Hay madres que están permanentemente enojadas y cuyas hijas tratarán de evitar todo conflicto y serán complacientes con todos. Hay madres cuyas necesidades nunca están satisfechas y cuyas hijas sienten que jamás podrán contentarlas.

Sin embargo, en la mayor parte de los casos y cuando las cosas van bien, sentimientos de amor y resentimiento, aceptación y rechazo, acercamiento y alejamiento, se hacen presentes en las diferentes etapas del desarrollo y constituyen características normales de esta relación tan profunda e intensa.

En el mejor de los casos, como lo expresa la psicóloga García Maza en relación con la figura materna, “la idolatramos de niñas, la aborrecemos en la pubertad, es nuestra enemiga en la adolescencia, y, si todo marchó más o menos bien, la comprendemos y valoramos de adultas, acercándonos más a ella.”

Revisar la relación con la madre no es tarea fácil, no sólo por las dificultades de la relación misma, sino también por los frecuentes tabúes que nos impiden “pensar mal” de ella.
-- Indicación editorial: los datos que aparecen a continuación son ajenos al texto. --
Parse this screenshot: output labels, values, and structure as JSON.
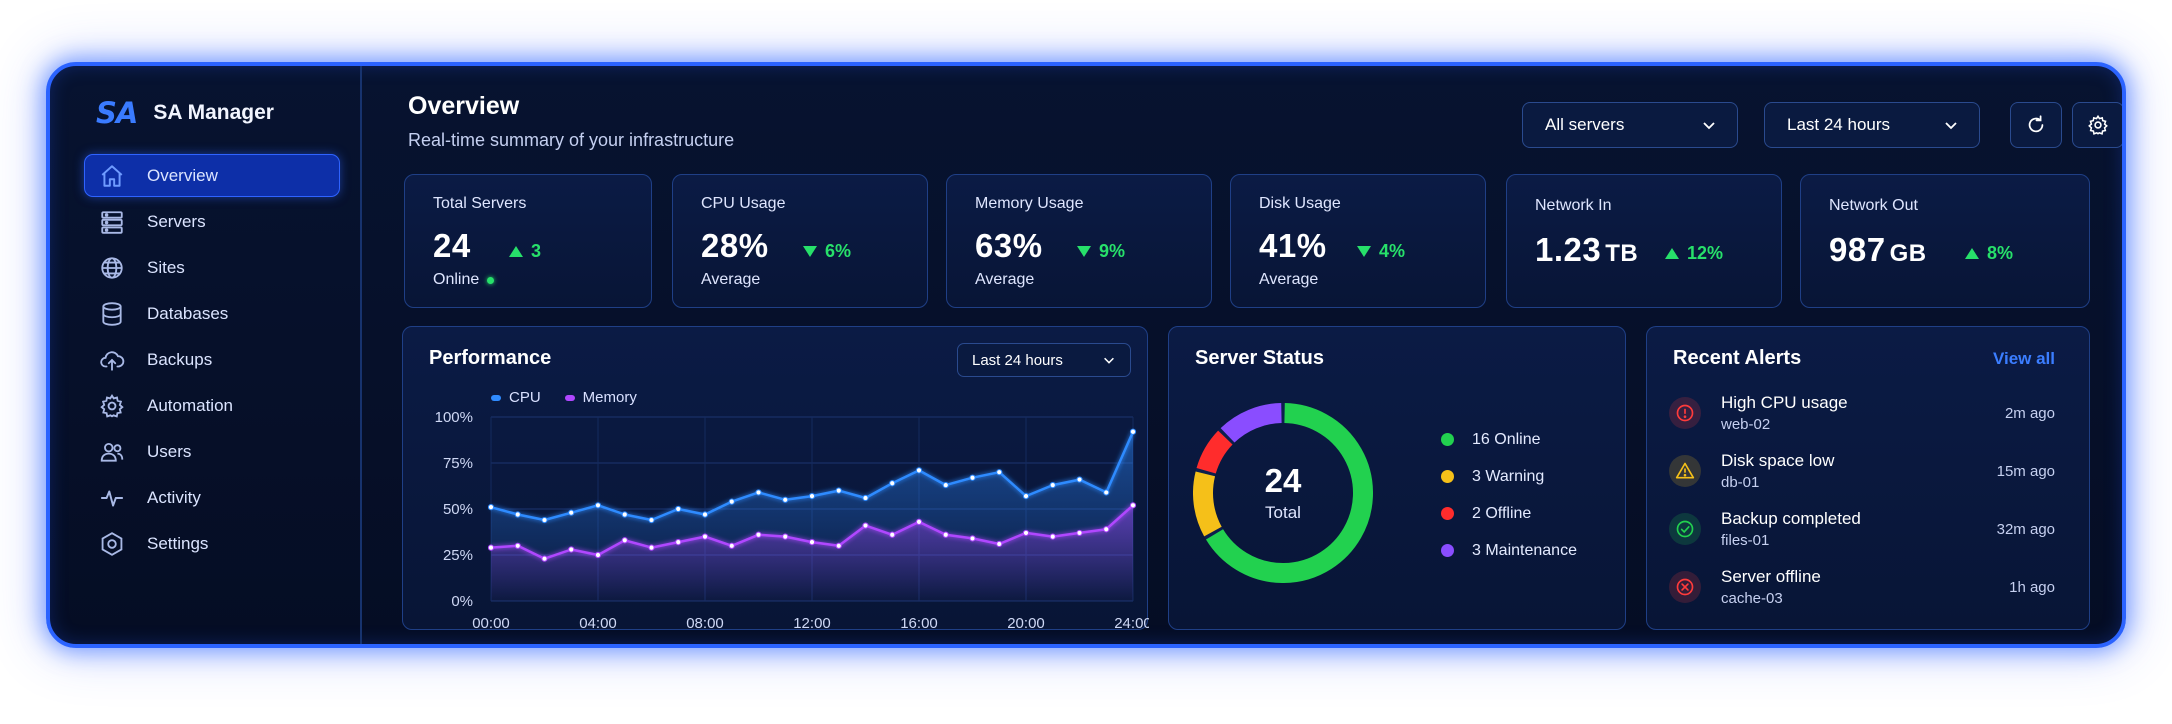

Sin embargo, el primer paso para mejorar, preservar o sanar la relación con tu madre es entender que ella es (o ha sido) humana, frágil, imperfecta y quizás portadora de una historia infeliz. El segundo paso es identificar y reconocer los aspectos de la relación que nos han dañado y lastimado, para no quedar atrapadas en el rencor y el dolor. El tercer paso es animarse a ser una misma y romper las ataduras enfermas por las cuales nos auto-designamos víctimas de la relación.

Un buen proceso de terapia que permita explorar las consecuencias de esta relación fundamental con nuestras madres, sin dejar de lado la importancia de la relación con los padres y otras relaciones significativas de la infancia y la adolescencia, ayudará a dar un nuevo significado a muchas de nuestras conductas.